Kakek itu tiba –tiba terdongak dan meledakkan ketawanya sampai napasnya habis. Yang tersisa adalah batu – batuk yang ngikil, akibat tersedak oleh napasnya yang hampir terhenti.

Kang Soleh yang sejak tadi sudah menaruh perhatian pada kakek tua itu, matanya tak berkedip memandangnya.

“ Pasti, si tua ini bagian dari Sirrulah.. (rahasia Allah) yang tersebar dimuka bumi..” katanya dalam hati.

“ Ya bisa ngedumel dan cemburu dan … kalau perlu kamu akan diomeli habis-habisan..”

“Memangnya , Mbah diomeli ?”

“ Wah.. wah… wah.. sudah tiga bulan ini saya tidak bisa tidur..” kata kakek tua itu, yang tidak meneruskan ucapannya.

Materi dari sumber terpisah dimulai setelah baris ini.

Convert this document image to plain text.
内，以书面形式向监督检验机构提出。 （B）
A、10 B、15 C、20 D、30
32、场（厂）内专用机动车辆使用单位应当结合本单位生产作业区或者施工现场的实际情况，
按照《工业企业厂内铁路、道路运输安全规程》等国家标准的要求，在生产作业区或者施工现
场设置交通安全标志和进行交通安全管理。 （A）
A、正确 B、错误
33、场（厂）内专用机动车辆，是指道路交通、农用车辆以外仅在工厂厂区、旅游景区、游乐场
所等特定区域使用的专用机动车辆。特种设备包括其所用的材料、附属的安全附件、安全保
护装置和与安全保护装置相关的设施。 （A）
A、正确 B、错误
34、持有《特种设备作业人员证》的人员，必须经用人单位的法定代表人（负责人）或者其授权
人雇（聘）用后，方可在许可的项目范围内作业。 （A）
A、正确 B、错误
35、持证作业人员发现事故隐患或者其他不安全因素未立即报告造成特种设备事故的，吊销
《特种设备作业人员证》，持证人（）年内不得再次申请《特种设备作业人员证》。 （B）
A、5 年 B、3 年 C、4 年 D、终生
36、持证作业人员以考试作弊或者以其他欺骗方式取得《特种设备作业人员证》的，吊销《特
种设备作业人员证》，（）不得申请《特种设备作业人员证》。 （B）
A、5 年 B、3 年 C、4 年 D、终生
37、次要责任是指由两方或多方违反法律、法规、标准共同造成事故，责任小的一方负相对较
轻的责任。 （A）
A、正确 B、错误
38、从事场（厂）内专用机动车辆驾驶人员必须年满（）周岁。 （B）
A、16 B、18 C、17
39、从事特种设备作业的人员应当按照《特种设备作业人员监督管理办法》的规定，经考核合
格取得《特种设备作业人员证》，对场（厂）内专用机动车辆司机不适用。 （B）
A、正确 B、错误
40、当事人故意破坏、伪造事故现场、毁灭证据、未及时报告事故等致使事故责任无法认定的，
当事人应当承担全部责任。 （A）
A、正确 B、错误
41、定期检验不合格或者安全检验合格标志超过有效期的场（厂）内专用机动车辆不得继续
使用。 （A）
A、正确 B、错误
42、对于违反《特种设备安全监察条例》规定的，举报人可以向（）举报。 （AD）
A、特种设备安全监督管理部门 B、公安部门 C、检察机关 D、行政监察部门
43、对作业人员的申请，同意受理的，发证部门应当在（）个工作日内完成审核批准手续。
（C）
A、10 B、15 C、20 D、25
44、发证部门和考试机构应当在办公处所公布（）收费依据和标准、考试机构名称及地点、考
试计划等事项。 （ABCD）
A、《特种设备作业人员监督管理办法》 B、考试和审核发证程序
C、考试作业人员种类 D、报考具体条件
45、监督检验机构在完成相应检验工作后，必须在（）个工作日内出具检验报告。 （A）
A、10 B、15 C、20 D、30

Pardi, Dulkamdi, dan Kang Soleh terjengak mendengar kisah kakek itu. “ Saya juga tidak doyan makan, paling – paling hanya minum saja. Sekarang ini perut saya terasa lapar sekali setelah di omeli bidadari… Memang.. memang.. itu salah saya sendiri. Tapi.. memang nafsu itu.. nafsu itu..”
Orang – orang pada terdiam

“ Teruskan Mbah…” pinta Pardi.

“ Nafsu itu membuatku lalai. Aku hanya ingin istirahat sejenak denga rasa lelah yang kurebahkan, tiba tiba bidadari itu muncul. Matanya yang tajam penuh amarah dan cemburu, “ Heh , kakek tua.. baeratus-ratus tahun aku merindumu, memujamu, membayangkan drama cinta kita yang mesra dan romantic, tanpa makan, tanpa tidur.. bahkan untuk mimpi pun aku tak mau…kecuali mimpi denganmu wahai kakek tua. Kok tiba – tiba semalam kamu terlelap dalam tidurmu..sementara aku tak memejamkan matamu…” Begitu omelan bidadari itu padaku. Lalu aku terbangun, dan nafasku hampir copot. Aku ketakutan, lari kesana kemari, sampailah aku ke kedai ini….”

Pardi keliahatan bengong melompong mendengar kisah menarik kakek tua ini. Bahkan, Dulkamdi tak kuat menahan harunya, lalu air matanya mengembang dan mulutnya terkunci rapat menahan emosi yang hendak meledak dalam tangisnya.

“Mbah, sampean merindukan bidadari…”

“ Sebenarnya saya tidak membayangkanya, apalagi merindukannya. Tapi saya kasihan melihat bidadari itu. Jadinya saya kasihan pada diri sendiri. Begitu nafsuku ingin menikmati tidurku, bidadari itu mencemburuiku…”

“Okhhhhhhh… saya paham… saya paham… Mbah, tapi Mbah pasti lebih paham…” kata Kang Soleh.

Kang Soleh mendekati si Mbah itu.Ia dekatkan mulutnya ke telinganya, komat kamit membisikkan sesuatu. Ganti si kakek tua itu mendekatkan mulutnya ke telinga Kang Soleh, mulutnya komat – kamit . Lalukeduanya tertawa terbahak – bahak seperti dua orang sahabat lama yang baru saja bertemu. Entah, apa yang mereka katakana berdua itu. Wallahu A’lam.